For each such non-GAAP measure, the adjustment provides management with information about the Company’s underlying operating performance that enables a more meaningful comparison of our finance results in different reporting periods. For example, since the Company does not acquire businesses on a predictable cycle, management excludes acquisition-related charges in order to provide a more consistent and meaningful evaluation of the Company’s operating expenses. Management also excludes goodwill impairment, valuation allowance on deferred tax assets and restructuring charges as these are non-recurring charges which are not expected to occur on a regular basis. Management also excludes the impact of stock-based compensation to help it compare current period operating expenses against the operating expenses for prior periods. In addition, the availability of non-GAAP information helps management track actual performance relative to financial targets. This information also helps investors compare the Company’s performance with other companies in the industry, which use similar financial measures to supplement their GAAP financial information.
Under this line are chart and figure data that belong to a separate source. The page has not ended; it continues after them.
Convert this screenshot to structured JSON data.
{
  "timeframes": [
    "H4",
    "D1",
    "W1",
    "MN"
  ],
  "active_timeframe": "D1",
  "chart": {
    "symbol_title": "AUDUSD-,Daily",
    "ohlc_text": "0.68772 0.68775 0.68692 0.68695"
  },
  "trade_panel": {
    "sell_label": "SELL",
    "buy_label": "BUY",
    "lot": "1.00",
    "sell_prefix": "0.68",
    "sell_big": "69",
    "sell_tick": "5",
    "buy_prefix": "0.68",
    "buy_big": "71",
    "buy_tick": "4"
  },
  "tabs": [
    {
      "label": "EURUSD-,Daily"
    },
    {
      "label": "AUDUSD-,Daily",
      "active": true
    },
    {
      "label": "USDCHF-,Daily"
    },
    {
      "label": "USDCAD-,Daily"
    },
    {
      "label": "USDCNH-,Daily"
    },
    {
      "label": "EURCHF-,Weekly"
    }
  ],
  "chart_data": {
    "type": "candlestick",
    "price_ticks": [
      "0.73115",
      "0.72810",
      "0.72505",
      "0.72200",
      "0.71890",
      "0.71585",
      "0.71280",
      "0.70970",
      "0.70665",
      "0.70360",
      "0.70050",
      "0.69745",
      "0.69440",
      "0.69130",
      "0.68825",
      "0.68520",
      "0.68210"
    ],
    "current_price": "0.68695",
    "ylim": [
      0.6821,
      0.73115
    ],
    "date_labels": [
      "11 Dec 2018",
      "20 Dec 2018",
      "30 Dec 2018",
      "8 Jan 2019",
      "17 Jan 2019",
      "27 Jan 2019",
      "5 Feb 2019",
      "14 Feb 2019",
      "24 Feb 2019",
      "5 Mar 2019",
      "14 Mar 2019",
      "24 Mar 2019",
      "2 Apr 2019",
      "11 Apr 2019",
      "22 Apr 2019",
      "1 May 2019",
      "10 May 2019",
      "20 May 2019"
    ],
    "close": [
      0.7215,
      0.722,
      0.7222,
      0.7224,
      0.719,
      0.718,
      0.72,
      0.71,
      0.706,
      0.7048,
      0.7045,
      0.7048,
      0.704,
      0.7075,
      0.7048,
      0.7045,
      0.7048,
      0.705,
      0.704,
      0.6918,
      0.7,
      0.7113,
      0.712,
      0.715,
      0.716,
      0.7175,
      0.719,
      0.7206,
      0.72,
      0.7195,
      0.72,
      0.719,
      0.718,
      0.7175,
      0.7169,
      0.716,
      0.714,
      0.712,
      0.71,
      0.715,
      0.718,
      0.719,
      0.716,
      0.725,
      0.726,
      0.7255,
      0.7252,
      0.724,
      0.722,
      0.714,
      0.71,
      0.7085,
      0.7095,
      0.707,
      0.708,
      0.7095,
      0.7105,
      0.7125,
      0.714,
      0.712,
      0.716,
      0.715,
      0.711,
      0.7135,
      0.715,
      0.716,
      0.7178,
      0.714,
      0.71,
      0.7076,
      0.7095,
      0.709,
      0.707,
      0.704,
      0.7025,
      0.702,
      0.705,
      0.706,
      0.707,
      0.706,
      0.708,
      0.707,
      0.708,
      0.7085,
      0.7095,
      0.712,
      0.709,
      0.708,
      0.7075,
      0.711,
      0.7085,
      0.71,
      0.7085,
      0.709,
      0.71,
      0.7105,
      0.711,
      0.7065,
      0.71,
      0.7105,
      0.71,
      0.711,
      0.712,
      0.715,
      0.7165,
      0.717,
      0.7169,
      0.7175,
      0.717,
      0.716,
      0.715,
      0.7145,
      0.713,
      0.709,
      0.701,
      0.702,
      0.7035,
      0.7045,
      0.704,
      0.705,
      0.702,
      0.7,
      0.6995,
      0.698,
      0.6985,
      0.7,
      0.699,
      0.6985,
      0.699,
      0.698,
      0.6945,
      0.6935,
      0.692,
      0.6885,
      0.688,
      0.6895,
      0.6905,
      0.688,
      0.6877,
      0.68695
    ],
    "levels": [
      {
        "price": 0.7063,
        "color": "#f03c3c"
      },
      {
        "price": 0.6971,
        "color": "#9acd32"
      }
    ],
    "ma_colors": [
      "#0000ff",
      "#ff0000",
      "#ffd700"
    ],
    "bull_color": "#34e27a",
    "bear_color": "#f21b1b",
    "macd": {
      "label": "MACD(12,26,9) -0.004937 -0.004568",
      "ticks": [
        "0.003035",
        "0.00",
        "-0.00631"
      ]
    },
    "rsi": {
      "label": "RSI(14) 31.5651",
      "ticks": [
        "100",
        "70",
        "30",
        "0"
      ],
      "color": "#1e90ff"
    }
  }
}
The Company also presents non-GAAP net income (loss) per share excluding
the net loss for NXP Strategic Outsourcing. Our operations related to
NXP Strategic Outsourcing are distinct from our other operations given
that they are run separately in the Netherlands, have operating costs
that are associated only with them as opposed to our other operations,
were only recently acquired and are in the process of being integrated.
The only revenue associated from these operations is under our
agreements with NXP. All general and administrative expenses of the
Company are included in non-GAAP net income (loss) per share excluding
operating loss for NXP Strategic Outsourcing ( i.e. we have not
allocated to NXP Strategic Operations, nor have we excluded from
non-GAAP net income (loss) per share excluding operating loss for NXP
Strategic Outsourcing, any general and administrative expenses). We
believe that presenting net income without operating loss for NXP
Strategic Outsourcing is helpful to investors because it enables them to
track incremental expenses related to these operations as well as the
progress of our integration effort towards the goal of achieving
operating profit for the NXP Strategic Outsourcing operations.